The most interesting fact about Geronimo and his band of warriors was that they were not primarily on the attack against Americans. Their deepest hatred was reserved for Mexicans, and Geronimo’s early forays were almost always into Mexico, where he made many savage raids. Geronimo was cruel and bloodthirsty in war but the Mexicans were no less so. Geronimo would later state that he had killed “many Mexicans” and didn’t consider them worthy of being counted. He was a respected if unofficial general to his Apache cohort. One observer, Betzinez, wrote of him,

“Geronimo was pretty much the main leader although he was not the born chief of any band…Geronimo seemed to be the most intelligent and resourceful as well as the most vigorous and farsighted. In times of danger he was a man to be relied on.”

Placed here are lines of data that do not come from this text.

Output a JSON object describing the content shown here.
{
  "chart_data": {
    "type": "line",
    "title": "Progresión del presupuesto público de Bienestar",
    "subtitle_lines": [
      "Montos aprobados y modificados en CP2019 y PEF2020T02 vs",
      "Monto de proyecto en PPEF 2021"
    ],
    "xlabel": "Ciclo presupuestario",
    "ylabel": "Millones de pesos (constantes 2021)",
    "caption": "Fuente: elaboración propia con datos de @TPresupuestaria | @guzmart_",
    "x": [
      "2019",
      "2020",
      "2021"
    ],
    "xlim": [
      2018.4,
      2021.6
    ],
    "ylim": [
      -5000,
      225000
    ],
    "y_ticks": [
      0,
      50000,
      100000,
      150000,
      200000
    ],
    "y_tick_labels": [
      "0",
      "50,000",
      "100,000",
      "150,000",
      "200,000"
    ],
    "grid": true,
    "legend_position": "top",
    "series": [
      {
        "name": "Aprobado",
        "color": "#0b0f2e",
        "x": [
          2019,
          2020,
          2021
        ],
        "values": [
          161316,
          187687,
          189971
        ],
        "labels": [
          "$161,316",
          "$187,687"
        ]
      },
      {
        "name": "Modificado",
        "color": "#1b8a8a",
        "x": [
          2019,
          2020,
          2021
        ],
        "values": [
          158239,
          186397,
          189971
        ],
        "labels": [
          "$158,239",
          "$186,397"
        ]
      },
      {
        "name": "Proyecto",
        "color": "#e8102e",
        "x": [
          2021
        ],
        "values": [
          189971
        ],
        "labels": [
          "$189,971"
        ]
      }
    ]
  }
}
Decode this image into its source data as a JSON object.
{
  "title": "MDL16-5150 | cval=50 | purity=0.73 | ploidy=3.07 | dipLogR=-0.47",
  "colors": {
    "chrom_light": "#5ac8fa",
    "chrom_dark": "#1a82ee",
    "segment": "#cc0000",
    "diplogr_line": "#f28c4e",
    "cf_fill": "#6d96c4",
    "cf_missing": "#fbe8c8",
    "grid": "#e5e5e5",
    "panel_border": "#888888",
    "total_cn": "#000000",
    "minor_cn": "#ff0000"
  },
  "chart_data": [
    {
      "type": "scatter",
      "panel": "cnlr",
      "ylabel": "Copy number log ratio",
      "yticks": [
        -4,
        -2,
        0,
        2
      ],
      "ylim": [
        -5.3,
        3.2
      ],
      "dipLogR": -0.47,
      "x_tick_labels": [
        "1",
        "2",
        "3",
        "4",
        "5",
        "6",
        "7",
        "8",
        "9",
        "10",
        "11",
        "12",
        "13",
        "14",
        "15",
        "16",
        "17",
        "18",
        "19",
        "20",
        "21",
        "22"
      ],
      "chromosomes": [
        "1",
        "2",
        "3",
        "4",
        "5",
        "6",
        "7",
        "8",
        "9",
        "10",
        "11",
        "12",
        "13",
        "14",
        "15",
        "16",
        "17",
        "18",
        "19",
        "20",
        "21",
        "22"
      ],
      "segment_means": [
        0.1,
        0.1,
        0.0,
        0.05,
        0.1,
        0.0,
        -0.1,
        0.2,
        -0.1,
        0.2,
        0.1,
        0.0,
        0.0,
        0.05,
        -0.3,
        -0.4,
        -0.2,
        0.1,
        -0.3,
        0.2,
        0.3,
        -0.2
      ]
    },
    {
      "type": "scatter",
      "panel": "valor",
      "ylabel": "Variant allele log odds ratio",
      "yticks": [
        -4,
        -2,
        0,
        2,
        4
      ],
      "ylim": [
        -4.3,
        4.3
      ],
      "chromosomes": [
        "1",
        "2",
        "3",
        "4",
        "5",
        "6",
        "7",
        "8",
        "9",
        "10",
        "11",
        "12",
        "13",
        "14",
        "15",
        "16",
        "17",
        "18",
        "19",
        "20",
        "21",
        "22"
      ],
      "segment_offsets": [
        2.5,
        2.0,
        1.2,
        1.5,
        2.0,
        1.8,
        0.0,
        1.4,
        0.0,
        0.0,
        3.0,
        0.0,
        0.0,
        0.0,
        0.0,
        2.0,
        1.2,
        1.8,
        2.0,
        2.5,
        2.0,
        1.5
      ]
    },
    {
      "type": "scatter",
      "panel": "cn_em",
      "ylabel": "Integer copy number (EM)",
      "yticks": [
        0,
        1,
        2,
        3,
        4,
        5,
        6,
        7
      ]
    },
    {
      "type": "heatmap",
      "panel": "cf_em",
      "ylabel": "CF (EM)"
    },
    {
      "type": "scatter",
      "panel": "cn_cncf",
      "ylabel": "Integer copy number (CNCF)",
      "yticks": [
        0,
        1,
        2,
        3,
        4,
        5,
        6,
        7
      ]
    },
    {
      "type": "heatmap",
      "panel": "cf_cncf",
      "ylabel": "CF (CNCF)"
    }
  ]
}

Since the presence of white foreigners in the New World was a constant threat to the Apache nation, Geronimo was not the first Indian to lead raids against them all, but he was, in a sense, the last. His capture in 1886 heralded the end of the long struggle to subdue the Native Americans and securely settle the West. By that time Geronimo was leading a small band, mostly family members, desperately attacking Southwestern settlers, massacring white families and gradually becoming a “most wanted” figure, hated and greatly feared.

In his fifties, when he agreed to surrender, Geronimo lived out the remainder of his life as the tame ward of the United States government. He went to the World’s Fair in St Louis as a performer, wearing tribal regalia and showing off roping skills. He was open to learning from his white captors but sometimes lapsed into bitterness about his fate and expressed a longing to return to Arizona, “my father’s land.” He was a farmer and a “dedicated family man” who is remembered, after the dust has cleared, not so much for his loyalty to his people or any higher principle, but for his skill in warfare and his individualism, his willingness to act autonomously in defense of his family and personal interests. He had a weakness for whiskey, and died of pneumonia after falling off his horse, presumably in a drunken stupor, and lying on the freezing ground all night. He died as he had lived for more than twenty years--as a prisoner of the United States.